Lava Jato põe Moro e Delcídio frente a frente

Lava Jato põe Moro e Delcídio frente a frente

Ex-líder do Governo no Senado será ouvido como testemunha de acusação contra o ex-senador Gim Argello em 24 de junho no processo conduzido pelo juiz símbolo da Lava Jato

Julia Affonso, Mateus Coutinho, Ricardo Brandt e Fausto Macedo

11 de junho de 2016 | 05h00

Sérgio Moro (à esq) e Delcídio Amaral. Fotos: Divulgação e Estadão

Sérgio Moro (à esq) e Delcídio Amaral. Fotos: Divulgação e Estadão

A Operação Lava Jato vai deixar frente a frente o juiz federal Sérgio Moro, símbolo da Operação Lava Jato, e um dos delatores mais decisivos para o andamento da investigação, o senador cassado Delcídio Amaral (ex-PT-MS). O ex-líder do governo Dilma Rousseff no Senado é testemunha de acusação no processo que envolve o também ex-senador Gim Argello (PTB-DF) e prestará depoimento em 24 de junho.
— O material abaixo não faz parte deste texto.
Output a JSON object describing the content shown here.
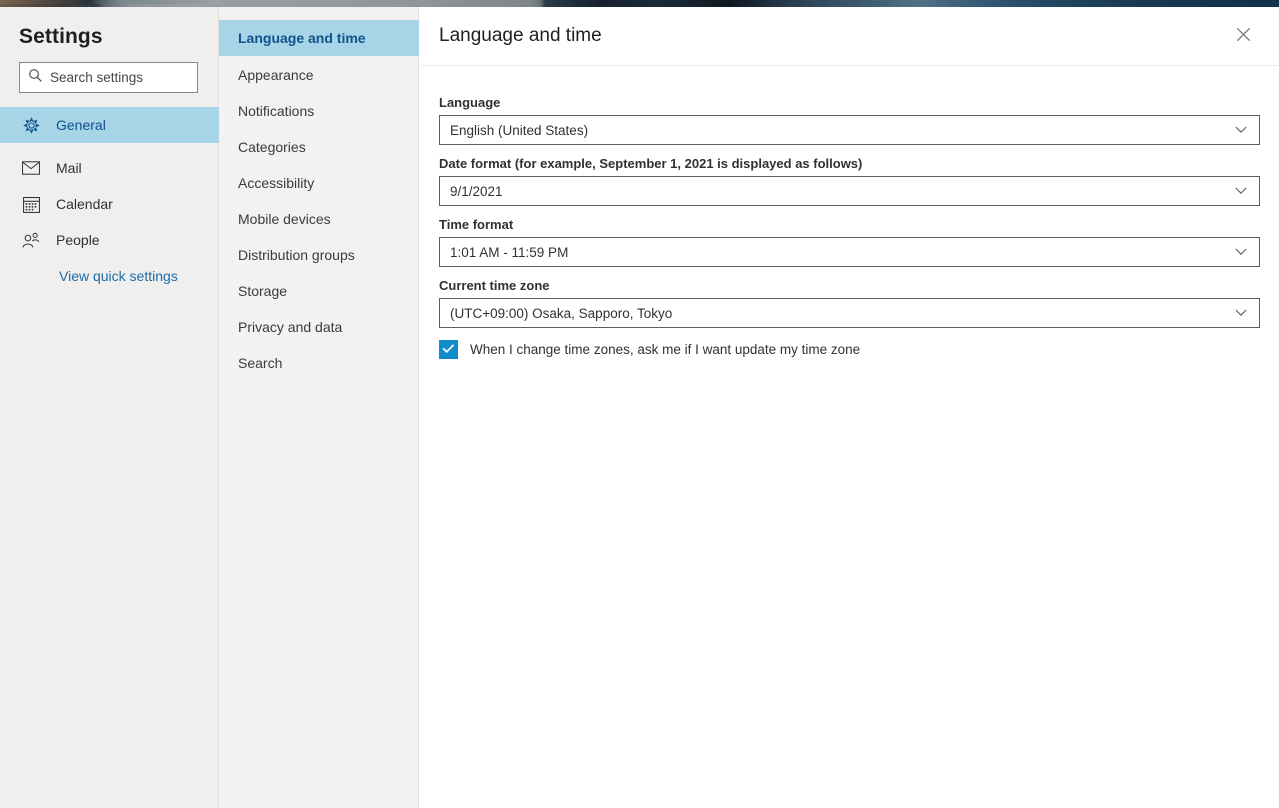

Os delatores da Lava Jato serão ouvidos em dois dias no âmbito desta ação contra Argello. O juiz Moro determinou que em 23 de junho, às 14 horas sejam ouvidos o lobista Julio Camargo, o ex-presidente da Andrade Gutierrez Otávio Marques de Azevedo e o empresário Augusto Ribeiro de Mendonça Neto. Em 24 de junho, também às 14h, está marcada a audiência de Delcídio Amaral, o ex-diretor da Andrade Gutierrez Flávio Gomes Machado Filho e o sócio da Engevix José Antunes Sobrinho.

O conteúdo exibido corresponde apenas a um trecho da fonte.